La conecto al MBR 2.4 y ella comienza a quedarse dormida, para luego despertar en un recuerdo hermoso.
Ella es pequeña, alrededor de unos 8 años, y su padre está sentado, tocando una melodía hermosa en un gran piano. Es el Claro de Luna de Debussy, una de mis piezas clásicas favoritas.
Ella lo observa detenidamente, escuchando cada nota como si fuera una perfección desmenuzada. Su mente viaja a través de los maravillosos acordes y se enreda con una vida fortuita que sale a jugar con sentimientos de felicidad y pasión.
Manolo Andrade se levanta de su silla y se dirige a Emilia; la toma en brazos y la sienta frente al piano, ayudándola a mover sus delicadas manos y enseñándole melodías básicas. Ella ríe con ternura, mientras aprende cómo tocar aquel gigantesco y hermoso instrumento.
Su padre la hace sentir amor, nostalgia, felicidad, complicidad y ternura. Aquel recuerdo es tan bello, que no quiero que acabe.
Alejo mis ojos de la pantalla por un segundo para enfocarlos en Emilia, que se encuentra recostada en el sillón. Una suave sonrisa se dibuja en su rostro, que descansa plácidamente. Aquella imagen me produce una felicidad desconcertante, erizando los pelos de mi espalda y causando un leve escalofrío que recorre mi columna. Estoy perdido en su rostro, observando cada detalle y admirando la inmensa belleza que lo compone. No puedo evitar sonreír junto a ella, con la esperanza de que nuestros sentimientos se unan en uno solo, creando una conexión estelar.
En completo silencio, ella despierta. Me mira a los ojos y mantiene su mirada fija en mí. Mi corazón comienza a acelerarse, retumbando en mi pecho como el sonido de un bajo en un concierto. Me sonríe y se sonroja, para luego retirar la mirada y suspirar. Continúo observándola, como si la estuviera analizando.
–Es un recuerdo hermoso –me dice.
–Sí… lo es.
–Muchas gracias, Cristóbal. Por todo.
Despierto en mi sillón carmesí… llorando.

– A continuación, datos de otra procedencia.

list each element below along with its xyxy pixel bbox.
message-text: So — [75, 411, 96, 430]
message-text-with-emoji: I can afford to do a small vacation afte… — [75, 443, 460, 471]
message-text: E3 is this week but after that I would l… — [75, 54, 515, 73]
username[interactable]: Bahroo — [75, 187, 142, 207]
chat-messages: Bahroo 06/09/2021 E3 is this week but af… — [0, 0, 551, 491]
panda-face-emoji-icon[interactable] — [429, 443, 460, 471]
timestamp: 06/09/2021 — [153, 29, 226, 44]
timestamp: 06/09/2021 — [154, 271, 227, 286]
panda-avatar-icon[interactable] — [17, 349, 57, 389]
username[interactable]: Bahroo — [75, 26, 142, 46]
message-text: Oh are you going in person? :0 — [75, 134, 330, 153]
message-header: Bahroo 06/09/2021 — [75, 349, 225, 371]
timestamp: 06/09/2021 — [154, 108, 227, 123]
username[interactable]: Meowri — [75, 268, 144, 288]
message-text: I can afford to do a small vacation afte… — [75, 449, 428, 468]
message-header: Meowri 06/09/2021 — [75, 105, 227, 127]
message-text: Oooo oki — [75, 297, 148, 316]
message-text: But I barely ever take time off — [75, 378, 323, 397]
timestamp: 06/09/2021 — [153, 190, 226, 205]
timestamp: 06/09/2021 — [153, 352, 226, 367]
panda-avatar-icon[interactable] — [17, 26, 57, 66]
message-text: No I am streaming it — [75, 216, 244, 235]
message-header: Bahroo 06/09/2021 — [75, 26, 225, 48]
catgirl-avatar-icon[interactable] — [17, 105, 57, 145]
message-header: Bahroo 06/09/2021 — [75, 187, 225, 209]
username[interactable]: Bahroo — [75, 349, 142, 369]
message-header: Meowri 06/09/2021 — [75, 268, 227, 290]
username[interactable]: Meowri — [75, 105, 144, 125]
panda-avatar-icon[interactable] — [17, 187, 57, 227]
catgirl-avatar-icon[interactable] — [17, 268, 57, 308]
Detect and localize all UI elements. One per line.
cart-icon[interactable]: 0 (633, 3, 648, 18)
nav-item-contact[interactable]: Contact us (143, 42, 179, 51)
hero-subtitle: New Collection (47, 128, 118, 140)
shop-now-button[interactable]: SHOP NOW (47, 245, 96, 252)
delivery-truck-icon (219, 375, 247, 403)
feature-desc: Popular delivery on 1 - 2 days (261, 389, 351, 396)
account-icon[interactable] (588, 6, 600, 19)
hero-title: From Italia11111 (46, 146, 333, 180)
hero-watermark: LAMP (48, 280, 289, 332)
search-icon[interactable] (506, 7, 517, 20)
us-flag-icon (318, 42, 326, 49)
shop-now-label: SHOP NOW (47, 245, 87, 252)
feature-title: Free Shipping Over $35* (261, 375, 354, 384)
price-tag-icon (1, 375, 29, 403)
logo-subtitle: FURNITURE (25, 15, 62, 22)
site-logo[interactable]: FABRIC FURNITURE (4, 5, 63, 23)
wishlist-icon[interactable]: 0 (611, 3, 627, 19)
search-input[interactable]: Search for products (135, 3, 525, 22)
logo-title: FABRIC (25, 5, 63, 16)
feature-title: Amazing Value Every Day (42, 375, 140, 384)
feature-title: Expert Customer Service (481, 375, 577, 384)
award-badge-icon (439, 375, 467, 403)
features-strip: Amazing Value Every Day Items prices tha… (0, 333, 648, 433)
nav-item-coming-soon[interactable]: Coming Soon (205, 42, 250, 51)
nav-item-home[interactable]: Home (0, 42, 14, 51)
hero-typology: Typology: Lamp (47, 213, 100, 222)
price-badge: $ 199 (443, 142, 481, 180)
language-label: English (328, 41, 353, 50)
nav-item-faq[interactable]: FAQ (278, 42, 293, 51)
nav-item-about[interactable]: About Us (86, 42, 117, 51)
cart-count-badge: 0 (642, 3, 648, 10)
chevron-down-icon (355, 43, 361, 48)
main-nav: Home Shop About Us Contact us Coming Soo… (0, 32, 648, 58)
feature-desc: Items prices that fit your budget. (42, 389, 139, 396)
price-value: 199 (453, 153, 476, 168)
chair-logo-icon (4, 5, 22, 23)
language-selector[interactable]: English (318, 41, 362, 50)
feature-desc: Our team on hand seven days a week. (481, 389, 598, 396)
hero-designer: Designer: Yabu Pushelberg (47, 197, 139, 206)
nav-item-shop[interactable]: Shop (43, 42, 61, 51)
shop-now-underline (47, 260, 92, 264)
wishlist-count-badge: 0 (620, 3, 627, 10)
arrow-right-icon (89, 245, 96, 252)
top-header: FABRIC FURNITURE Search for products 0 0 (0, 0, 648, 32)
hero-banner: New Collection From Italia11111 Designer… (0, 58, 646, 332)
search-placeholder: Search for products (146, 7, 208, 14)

Intento levantarme, pero el dolor en mis dorsales es tremendo. No puedo evitar soltar un grito de angustia, acompañado de un constante jadeo. Si sigo así, probablemente muera. Pero, prefiero morir que pasar el resto de mis días encarcelado por haber asesinado a la única persona que podría haber hecho mi vida menos miserable.
Enciendo un cigarrillo y aspiro el humo, con la esperanza de que este me calme. Respiro profundamente y me concentro en mí mismo, intentando ignorar el dolor tanto interno como externo.
Me sirvo un vaso de whisky y lo tomo de un sorbo, sin siquiera molestarme por la sensación que produce en mi garganta.
Apenas puedo caminar y hasta respirar me duele, pero aun así, nada se compara con el sentimiento de saber que Emilia está muerta y que es mi culpa que se encuentre en ese estado. Yo la amaba sin siquiera conocerla. La había colocado en el centro de mi vida, consiguiendo así que ella se convirtiera en mi felicidad.
Me conecto al MBR 2.4.
Ella es pequeña, alrededor de unos 8 años, y su padre está sentado, tocando una melodía hermosa en un gran piano. Es el Claro de Luna de Debussy, una de mis piezas clásicas favoritas.
Ella lo observa detenidamente, escuchando cada nota como si fuera una perfección desmenuzada. Su mente viaja a través de los maravillosos acordes y se enreda con una vida fortuita que sale a jugar con sentimientos de felicidad y pasión.
–Cristóbal –escucho, dentro del recuerdo–. Estoy aquí.